C’est faire le choix exactement inverse de ce que je décris dans la réponse précédente. La clinique comme boussole, cela veut dire d’abord mettre la parole aux commandes. Mais pas n’importe quelle parole, une parole au creux de laquelle un dire est à entendre. Avoir la clinique comme boussole, c’est avoir le réel comme boussole, puisque le dire, comme le réel relève de l’impossible et « ek-siste » au dit. Choisir la clinique comme boussole, c’est aussi faire le choix de l’éthique, c’est-à-dire permettre à celui qui se risque à vous parler de traiter avec cette part de lui-même qui lui est la plus étrangère quel que soit l’endroit où il la loge
Quelles citation et/ou référence concernant la clinique souhaitez-vous transmettre en préparation du colloque ? Avec votre commentaire c’est encore mieux.
«…car un clinicien, ça se sépare de ce que ça voit pour deviner les points-clés et se mettre à pianoter dans l’affaire. C’est pas du tout bien sûr pour diminuer la portée de ce savoir-faire. On n’y perd rien. À une seule condition, c’est de savoir que vous, ce qu’il y a de plus vrai dans vous, fait partie de ce clavier.
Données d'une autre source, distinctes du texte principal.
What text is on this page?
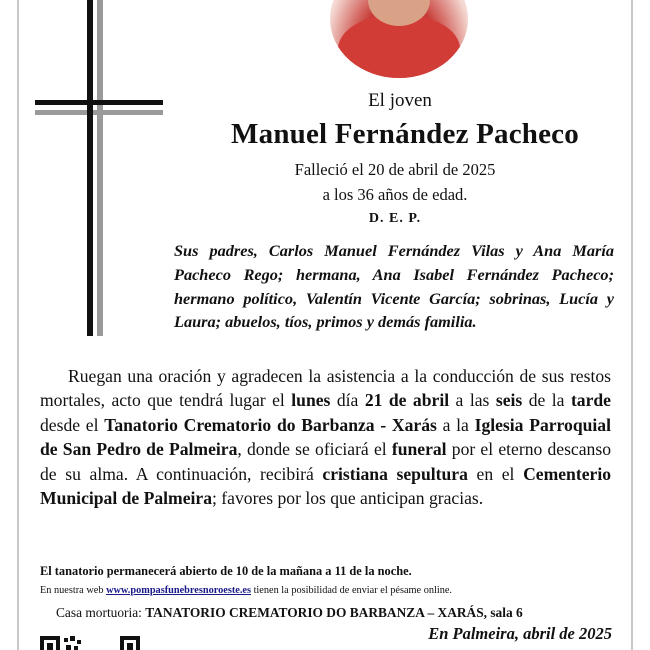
El joven
Manuel Fernández Pacheco
Falleció el 20 de abril de 2025
a los 36 años de edad.
D. E. P.
Sus padres, Carlos Manuel Fernández Vilas y Ana María Pacheco Rego; hermana, Ana Isabel Fernández Pacheco; hermano político, Valentín Vicente García; sobrinas, Lucía y Laura; abuelos, tíos, primos y demás familia.
Ruegan una oración y agradecen la asistencia a la conducción de sus restos mortales, acto que tendrá lugar el lunes día 21 de abril a las seis de la tarde desde el Tanatorio Crematorio do Barbanza - Xarás a la Iglesia Parroquial de San Pedro de Palmeira, donde se oficiará el funeral por el eterno descanso de su alma. A continuación, recibirá cristiana sepultura en el Cementerio Municipal de Palmeira; favores por los que anticipan gracias.
El tanatorio permanecerá abierto de 10 de la mañana a 11 de la noche.
En nuestra web www.pompasfunebresnoroeste.es tienen la posibilidad de enviar el pésame online.
Casa mortuoria: TANATORIO CREMATORIO DO BARBANZA – XARÁS, sala 6
En Palmeira, abril de 2025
Et que naturellement, comme on ne touche pas avec le bout de son doigt ce qu’on est soi-même, quand on est justement, comme on le dit, sur la touche, quand on est la touche soi-même, que vous soyez bien certain qu’il manque toujours quelque chose à votre clavier et que c’est à ça que vous avez affaire. C’est parce qu’il manque toujours quelque chose à votre clavier que l’analysant, vous ne le trompez pas, parce que c’est justement dans ce qui vous manque qu’il va pouvoir faire basculer ce qui, à lui, lui masque le sien. C’est vous qui lui servirez de dépotoir. »[1] En 1955 déjà, dans son Séminaire, Les psychoses, Lacan soulignait que « La comparaison qu’on peut faire du psychanalyste avec un dépotoir est justifiée, en effet, il faut qu’il « encaisse » au cours des journées des propos, des discours assurément de valeur douteuse. [2] » En 1955, Lacan n’avait pas isolé la catégorie du clinicien tel qu’il le fait en 1970. Il n’avait pas non plus l’objet a, dont « la saloperie » sera plus tard un des autres noms, mais on voit bien que déjà le discours charrie en son creux, quelque chose du déchet et que c’est cela que le psychanalyste encaisse et qui le spécifie comme tel. Jacques-Alain Miller reprendra dans son cours intitulé « Le lieu et le lien », du 15 novembre 2000, la proposition de Jacques Lacan et la précisera en avançant que l’analyste-dépotoir est « une espèce de lieu fondamental ». Il accentue le fossé entre le clinicien et son savoir-faire, et l’analyste, qui contrairement à lui n’est pas un technicien dont on attend qu’il ait la maîtrise du dispositif qu’il manœuvre, mais un « espace » que l’analysant constitue comme tel, où il rencontrera par la grâce du transfert et la construction du fantasme, la saloperie qui le fonde comme sujet [3].
[1] Lacan J., « Discours de clôture au Congrès de Strasbourg », 13 octobre 1968, Lettres de l’École freudienne, 1970, n° 7, p. 157-166.
[2] Lacan J., Le Séminaire, Livre III, Les psychoses, Paris, Seuil, 1981 , leçon du 30 novembre 1955.
[3] Lacan J., Le Séminaire, Livre XI, Les quatre concepts fondamentaux de la psychanalyse, Paris, Seuil, 1973, leçon du 17 juin 1964, p. 306.